South African Mathematics Olympiad

Solution 1: If we subtract the two equations, we obtain $$a{x}^2+8-8x^2-a=(a-8)(x^2-1)=(a-8)(x+1)(x-1)=0,$$ thus either $a=8$ or $x=-1$ or $x=1$. If $a=8$, we are left with $$5x^3+8x^2+8=(x+2)(5x^2-2x+4)=0.$$ The second factor has no real roots, since its discriminant $2^2-4\cdot 5\cdot 4=-76$ is negative. Thus $x=-2$ in this case. If $x=-1$, we get $a=-5x^3-8x^2=-3$, and if $x=1$, we get $a=-5x^3-8x^2=-13$. In summary, there are three possible pairs: $(a,x)=(8,-2)$, $(a,x)=(-3,-1)$ and $(a,x)=(-13,1)$.

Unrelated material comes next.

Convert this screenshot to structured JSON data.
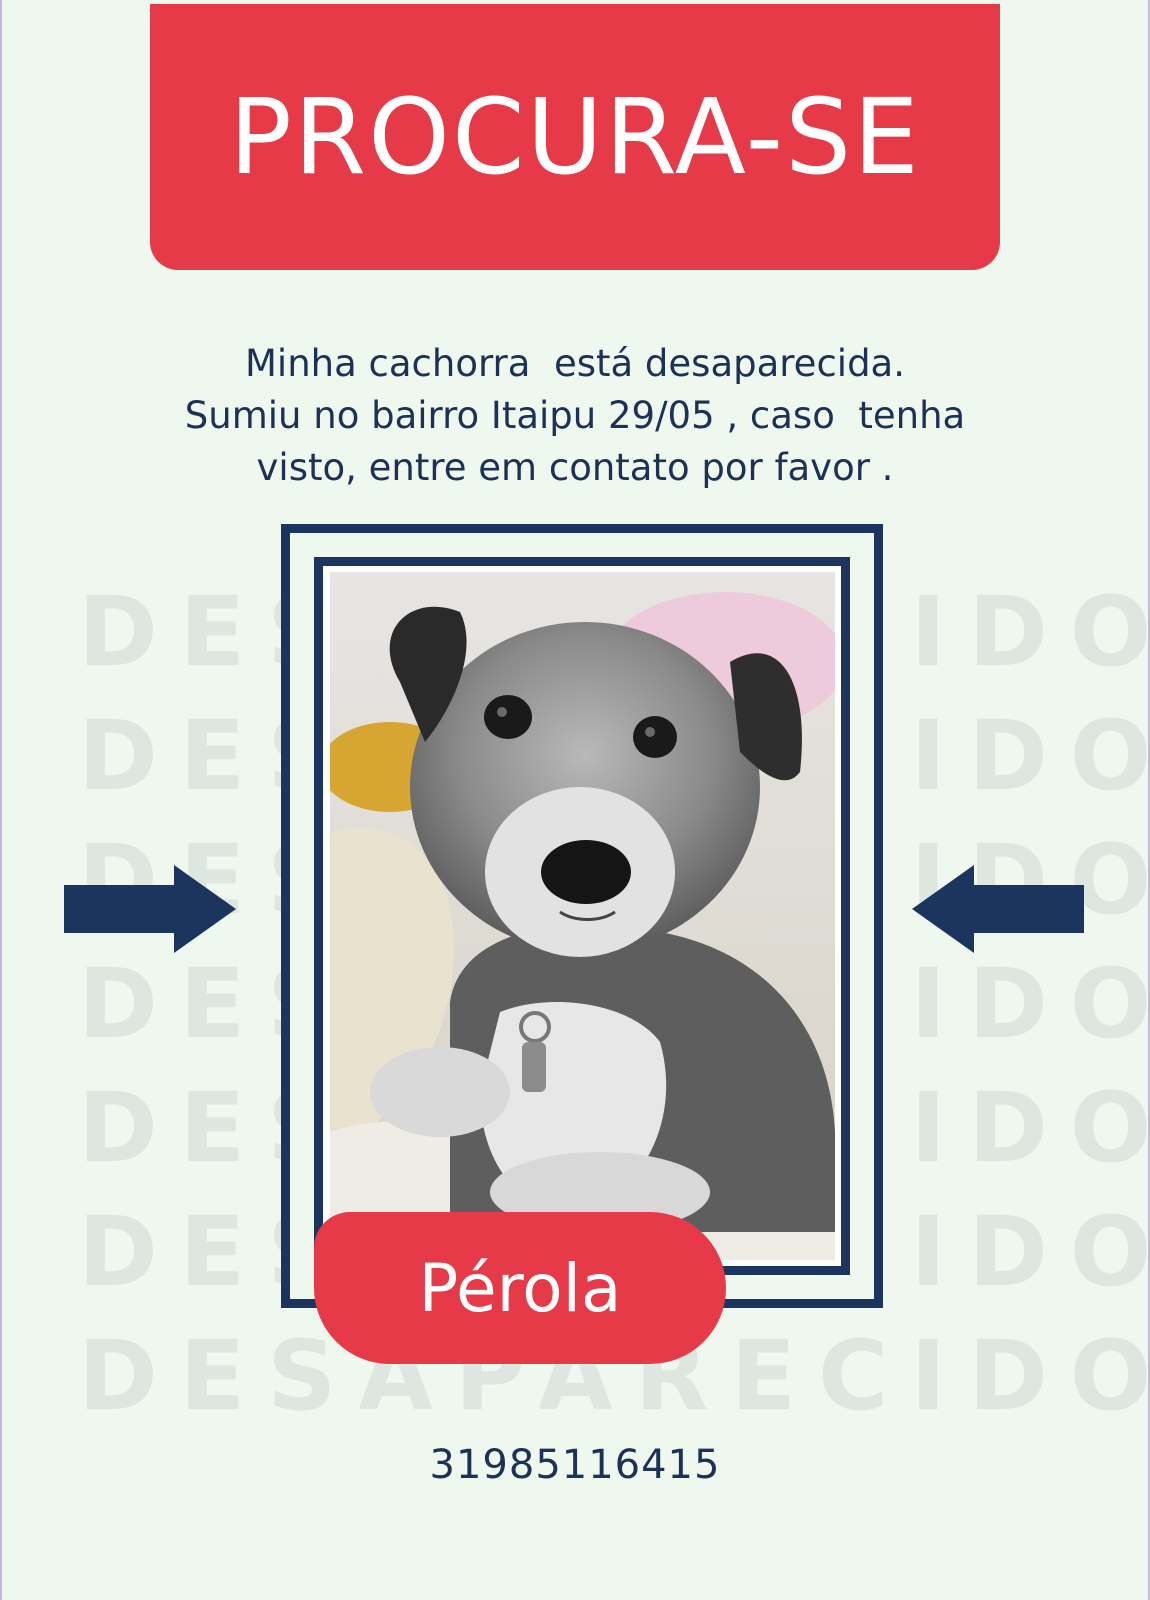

Solution 2: Solving the second equation for $a$ gives us $a=-5x^3-8x^2$, thus $$5x^3+(-5x^3-8x^2)x^2+8=-5x^5-8x^4+5x^3+8=0.$$ The polynomial can be factorised: $$\begin{array}{rl}-5x^5-8x^4+5x^3+8& =5x^3(1-x^2)+8(1-x^4)=5x^3(1-x^2)+8(1+x^2)(1-x^2)\\ & =(1-x^2)(5x^3+8x^2+8)=(1-x)(1+x)(x+2)(5x^2-2x+4).\end{array}$$ Again, we find that $x=1$, $x=-1$ or $x=-2$, since the quadratic factor has no real roots. The value of $a$ is obtained from the equation $a=-5x^3-8x^2$, so we end up with the three possibilities $(a,x)=(8,-2)$, $(a,x)=(-3,-1)$ and $(a,x)=(-13,1)$ again.